Student Probability Seminar
Efficient Training of Energy-Based Models Using Jarzynski Equality
Speaker: Davide Carbone, Courant (NYU)
Location: Warren Weaver Hall 517
Date: Monday, October 23, 2023, 12:30 p.m.
Synopsis:
Energy-based models (EBMs) are generative models inspired by statistical physics with a wide range of applications in unsupervised learning. Classical training methods, e.g. contrastive divergence, are strongly interconnected with the problem of sampling from probability densities in high dimension -- indeed, this task is often plagued by sampling biases induced by slow mixing of standard routines, as for instance unadjusted Langevin algorithm (ULA). A novel approach based on nonequilibrium thermodynamics is presented: the use of Jarzynski equality together with tools from sequential Monte-Carlo sampling can be used to train an EBM in a efficient and controlled way.
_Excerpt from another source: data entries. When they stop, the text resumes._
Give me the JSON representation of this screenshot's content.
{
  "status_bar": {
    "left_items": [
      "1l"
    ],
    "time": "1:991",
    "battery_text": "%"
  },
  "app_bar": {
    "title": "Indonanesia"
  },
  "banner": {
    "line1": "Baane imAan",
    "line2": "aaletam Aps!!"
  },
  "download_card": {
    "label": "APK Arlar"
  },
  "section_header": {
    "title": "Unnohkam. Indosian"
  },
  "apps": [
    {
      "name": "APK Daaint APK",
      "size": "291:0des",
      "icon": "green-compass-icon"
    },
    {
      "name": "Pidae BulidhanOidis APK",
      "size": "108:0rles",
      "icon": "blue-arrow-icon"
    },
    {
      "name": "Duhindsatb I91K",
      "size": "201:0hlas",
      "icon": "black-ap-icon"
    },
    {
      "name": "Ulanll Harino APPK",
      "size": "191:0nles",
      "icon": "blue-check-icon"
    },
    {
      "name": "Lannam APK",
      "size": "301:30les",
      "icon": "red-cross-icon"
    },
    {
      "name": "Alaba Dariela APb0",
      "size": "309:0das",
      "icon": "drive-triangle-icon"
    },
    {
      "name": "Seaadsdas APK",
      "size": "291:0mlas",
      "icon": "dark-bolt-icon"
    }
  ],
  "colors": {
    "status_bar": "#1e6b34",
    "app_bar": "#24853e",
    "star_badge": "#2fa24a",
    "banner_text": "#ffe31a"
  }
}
Specifically, we introduce a modification of the unadjusted Langevin algorithm (ULA) in which each walker acquires a weight that enables the estimation of the gradient of the cross-entropy at any step during the training. We illustrate these results with numerical experiments on Gaussian mixture distributions as well as the MNIST and CIFAR-10 datasets. We show that the proposed approach outperforms methods based on the contrastive divergence algorithm in all the considered situations.